クイナには逃げられたが、とりあえず本部に戻る。


スオウ「ナイスです皆さん。」

「多分、次くらいに特定出来そうですよ。」

「じゃあ、ヤマトさん一回休んで、ムラモトさん入ってキノ駅に行ってください。」


今度は特にターゲットはいないようだ。

再びスオウの指示で色々と動き回ったが、何がしたいのかよく解らない。

キムラもコトネも淀みなく指示に従っていて、レイジは聞きたいが聞けない。

「役立たず」と言われたくなくて、一人でモヤモヤしていた。


暫くウロウロしていたら、工場に入るように指示された。


コトネ「不法侵入とかにならないんですかね?」

キムラ「それは大丈夫ですよ。

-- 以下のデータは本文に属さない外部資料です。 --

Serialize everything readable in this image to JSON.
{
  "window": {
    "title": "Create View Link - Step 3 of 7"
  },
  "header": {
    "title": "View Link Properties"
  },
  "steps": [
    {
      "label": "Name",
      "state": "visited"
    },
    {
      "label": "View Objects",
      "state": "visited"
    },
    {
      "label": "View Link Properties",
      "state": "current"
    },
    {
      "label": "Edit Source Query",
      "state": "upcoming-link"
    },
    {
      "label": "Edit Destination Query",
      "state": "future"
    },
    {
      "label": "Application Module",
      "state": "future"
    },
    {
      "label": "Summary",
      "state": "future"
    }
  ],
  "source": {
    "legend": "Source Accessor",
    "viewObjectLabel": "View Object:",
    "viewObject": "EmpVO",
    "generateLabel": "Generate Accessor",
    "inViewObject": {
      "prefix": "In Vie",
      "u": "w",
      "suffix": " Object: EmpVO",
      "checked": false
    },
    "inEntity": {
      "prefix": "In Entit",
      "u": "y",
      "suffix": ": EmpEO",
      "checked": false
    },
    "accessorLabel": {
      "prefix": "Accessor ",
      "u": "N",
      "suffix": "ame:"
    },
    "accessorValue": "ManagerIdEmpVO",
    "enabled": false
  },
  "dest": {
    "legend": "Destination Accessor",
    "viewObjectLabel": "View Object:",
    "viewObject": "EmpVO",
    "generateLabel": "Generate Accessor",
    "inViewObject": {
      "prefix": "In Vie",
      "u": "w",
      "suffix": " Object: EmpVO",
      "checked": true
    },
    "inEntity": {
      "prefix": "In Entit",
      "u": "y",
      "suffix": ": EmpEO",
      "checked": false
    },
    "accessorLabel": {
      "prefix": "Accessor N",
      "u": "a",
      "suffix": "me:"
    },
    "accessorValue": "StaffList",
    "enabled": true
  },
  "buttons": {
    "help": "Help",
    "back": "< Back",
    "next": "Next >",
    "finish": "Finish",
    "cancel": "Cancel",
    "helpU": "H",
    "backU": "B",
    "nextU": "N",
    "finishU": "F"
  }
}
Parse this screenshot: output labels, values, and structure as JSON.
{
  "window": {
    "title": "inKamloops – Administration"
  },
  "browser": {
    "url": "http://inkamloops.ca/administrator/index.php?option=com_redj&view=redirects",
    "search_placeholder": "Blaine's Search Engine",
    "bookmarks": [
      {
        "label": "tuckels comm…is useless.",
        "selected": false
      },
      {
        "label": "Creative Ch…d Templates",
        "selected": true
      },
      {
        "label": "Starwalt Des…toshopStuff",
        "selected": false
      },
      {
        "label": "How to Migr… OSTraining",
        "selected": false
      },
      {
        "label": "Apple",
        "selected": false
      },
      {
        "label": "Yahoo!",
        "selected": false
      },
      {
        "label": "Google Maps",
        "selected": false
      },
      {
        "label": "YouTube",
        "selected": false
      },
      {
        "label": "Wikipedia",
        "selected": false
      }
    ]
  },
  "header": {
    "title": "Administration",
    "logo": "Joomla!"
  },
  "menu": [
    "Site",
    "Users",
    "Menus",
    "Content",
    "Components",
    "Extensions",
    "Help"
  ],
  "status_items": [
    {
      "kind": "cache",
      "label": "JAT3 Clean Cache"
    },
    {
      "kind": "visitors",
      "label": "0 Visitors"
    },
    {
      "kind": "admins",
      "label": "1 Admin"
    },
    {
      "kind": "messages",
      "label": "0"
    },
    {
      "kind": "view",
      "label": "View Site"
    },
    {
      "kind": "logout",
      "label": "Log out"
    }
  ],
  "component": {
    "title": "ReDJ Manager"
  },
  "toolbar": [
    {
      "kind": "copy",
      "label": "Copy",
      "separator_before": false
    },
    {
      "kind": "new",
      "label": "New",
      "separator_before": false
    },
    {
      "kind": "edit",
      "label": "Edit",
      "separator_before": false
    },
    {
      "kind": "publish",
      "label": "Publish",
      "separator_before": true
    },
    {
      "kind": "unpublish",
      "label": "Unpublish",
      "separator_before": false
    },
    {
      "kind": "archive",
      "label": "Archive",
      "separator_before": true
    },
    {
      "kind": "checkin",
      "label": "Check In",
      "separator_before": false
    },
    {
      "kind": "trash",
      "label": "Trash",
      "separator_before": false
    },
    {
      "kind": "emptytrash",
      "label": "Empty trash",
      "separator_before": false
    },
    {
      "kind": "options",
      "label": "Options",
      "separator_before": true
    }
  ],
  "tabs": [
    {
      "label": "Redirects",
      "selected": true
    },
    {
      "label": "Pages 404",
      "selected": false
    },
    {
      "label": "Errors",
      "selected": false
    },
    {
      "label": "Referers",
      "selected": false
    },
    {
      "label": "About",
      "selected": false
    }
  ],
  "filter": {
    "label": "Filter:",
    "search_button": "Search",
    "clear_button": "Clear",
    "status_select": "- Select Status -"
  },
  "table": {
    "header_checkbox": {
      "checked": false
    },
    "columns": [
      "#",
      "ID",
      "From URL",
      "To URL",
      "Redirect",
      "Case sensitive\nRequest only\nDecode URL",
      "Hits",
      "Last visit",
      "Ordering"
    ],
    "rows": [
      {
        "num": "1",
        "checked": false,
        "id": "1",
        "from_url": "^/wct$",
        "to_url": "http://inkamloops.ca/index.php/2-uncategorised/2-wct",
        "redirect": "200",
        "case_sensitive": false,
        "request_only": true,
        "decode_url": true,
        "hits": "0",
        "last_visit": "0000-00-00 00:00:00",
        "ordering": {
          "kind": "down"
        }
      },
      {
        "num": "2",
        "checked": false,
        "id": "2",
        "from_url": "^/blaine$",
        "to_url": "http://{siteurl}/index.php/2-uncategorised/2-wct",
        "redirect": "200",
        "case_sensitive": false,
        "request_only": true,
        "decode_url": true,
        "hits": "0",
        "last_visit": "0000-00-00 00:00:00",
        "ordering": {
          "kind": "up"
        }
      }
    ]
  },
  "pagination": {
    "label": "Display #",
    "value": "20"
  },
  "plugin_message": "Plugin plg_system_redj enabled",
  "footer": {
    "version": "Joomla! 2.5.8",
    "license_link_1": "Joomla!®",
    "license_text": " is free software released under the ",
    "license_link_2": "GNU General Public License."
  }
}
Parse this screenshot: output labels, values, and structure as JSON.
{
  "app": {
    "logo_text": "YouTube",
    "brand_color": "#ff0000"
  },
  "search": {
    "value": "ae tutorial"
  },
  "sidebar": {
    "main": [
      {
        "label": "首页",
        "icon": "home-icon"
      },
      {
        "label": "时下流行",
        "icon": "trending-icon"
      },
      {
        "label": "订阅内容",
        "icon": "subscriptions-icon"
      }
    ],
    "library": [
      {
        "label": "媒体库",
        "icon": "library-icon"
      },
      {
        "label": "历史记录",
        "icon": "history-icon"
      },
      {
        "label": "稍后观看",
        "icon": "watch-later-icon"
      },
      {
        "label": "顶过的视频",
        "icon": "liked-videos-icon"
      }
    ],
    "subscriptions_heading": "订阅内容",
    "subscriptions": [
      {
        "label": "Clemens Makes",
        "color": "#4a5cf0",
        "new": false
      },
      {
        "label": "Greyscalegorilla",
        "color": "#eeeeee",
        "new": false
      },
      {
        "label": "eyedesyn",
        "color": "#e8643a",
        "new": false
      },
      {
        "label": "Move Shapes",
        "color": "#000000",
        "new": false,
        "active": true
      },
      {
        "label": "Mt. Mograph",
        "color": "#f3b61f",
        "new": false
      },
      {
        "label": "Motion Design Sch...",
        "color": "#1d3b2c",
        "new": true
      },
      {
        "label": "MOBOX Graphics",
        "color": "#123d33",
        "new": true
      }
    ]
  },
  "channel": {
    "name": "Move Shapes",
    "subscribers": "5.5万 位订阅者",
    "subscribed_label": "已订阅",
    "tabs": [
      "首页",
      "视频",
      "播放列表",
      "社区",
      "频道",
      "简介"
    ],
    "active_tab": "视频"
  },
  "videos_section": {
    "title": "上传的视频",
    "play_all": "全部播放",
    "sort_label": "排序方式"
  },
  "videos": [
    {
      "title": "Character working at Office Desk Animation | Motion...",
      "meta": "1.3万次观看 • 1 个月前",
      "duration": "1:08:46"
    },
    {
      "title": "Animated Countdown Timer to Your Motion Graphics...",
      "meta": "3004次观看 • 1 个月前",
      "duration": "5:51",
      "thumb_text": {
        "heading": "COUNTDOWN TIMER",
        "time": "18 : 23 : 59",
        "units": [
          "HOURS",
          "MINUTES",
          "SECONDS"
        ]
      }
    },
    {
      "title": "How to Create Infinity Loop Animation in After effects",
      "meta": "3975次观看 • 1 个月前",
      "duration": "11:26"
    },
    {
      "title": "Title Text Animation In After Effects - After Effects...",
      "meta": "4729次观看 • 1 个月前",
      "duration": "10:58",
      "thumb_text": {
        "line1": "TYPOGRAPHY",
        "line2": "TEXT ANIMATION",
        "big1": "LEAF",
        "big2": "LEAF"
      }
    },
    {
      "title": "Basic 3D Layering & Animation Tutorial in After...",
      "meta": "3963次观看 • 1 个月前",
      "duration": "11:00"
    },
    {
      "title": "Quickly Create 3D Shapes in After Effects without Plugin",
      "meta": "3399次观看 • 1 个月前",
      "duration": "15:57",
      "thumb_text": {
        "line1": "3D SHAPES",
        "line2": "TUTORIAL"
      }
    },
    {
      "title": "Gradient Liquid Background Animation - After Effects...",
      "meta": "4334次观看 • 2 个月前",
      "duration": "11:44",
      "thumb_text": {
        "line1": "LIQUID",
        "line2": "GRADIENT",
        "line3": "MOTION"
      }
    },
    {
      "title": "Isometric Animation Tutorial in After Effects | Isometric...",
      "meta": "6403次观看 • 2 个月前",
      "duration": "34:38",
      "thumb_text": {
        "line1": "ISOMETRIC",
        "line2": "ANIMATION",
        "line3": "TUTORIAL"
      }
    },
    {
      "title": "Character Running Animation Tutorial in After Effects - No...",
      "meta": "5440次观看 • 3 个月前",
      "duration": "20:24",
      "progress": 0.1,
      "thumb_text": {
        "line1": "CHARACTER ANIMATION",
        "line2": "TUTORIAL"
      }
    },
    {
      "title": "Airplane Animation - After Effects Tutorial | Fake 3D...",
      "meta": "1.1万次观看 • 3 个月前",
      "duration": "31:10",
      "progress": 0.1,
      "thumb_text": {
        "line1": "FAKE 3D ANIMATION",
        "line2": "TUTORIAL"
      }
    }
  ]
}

ね、レイジさん。」


言われてレイジが軌跡読みをしてみるが、工場内の様子が全然解らないことに気付く。


レイジ「いや、今日は調子が悪いんですかね。」

「さっきから、全然読めないんですよ。」


キムラ「レイジさんの軌跡読みは、敵が風を操って妨害しています。」

「どうやら、かなりレイジさんを意識しているみたいですね。」

「そのお陰で、マイさんの軌跡読みはノーガードでして。」


レイジ「なるほど、俺は囮にされたと。」


コトネ「ごめんなさい。何か騙しちゃったみたいで。」


レイジ「いやいや、全然良いですよ。」

「気付いて意識しちゃったら、囮として機能しないですからね。」


レイジ(嫌味の一つも言いたかったのに、コトネさんに謝られたら何も言えなくなる。)

(やるな、キムラさん。)


レイジ「何にしても、敵の本拠地がいきなり判明したのはラッキーでしたね。」

ムラモト「いや、ラッキーかどうかは、まだ解らない。」

「宇宙人の本拠地だ。何があるか解らない。気を引き締めて行くぞ。」


慎重に工場内に入る一同。

暫く進むと、キムラに「急いで逃げて」という連絡が入った。


ムラモト「やはり罠か、急いで出るぞ。」


一同は退散しようとするが、すぐに見えない壁に阻まれる。

ムラモトが砂を撒いて壁の範囲を確認すると、一辺が2kmほどの立方体に閉じ込められたことに気付く。


クイナ「ここを突き止めるとはやりますね。」

「非常に興味深い面々ですが、生かして帰す訳にはいきませんね。」


クイナはそう言うと、赤い宝石の様なものを取り出して食べた。

すると、クイナは赤い異形のモンスターへと姿を変えた。


そして、素早くキムラとコトネに向かって攻撃してきた。

キムラへの攻撃はレイジが、コトネへの攻撃はカルマが防いだ。

しかし、レイジは衝撃で大きなダメージを受け、カルマは死亡した。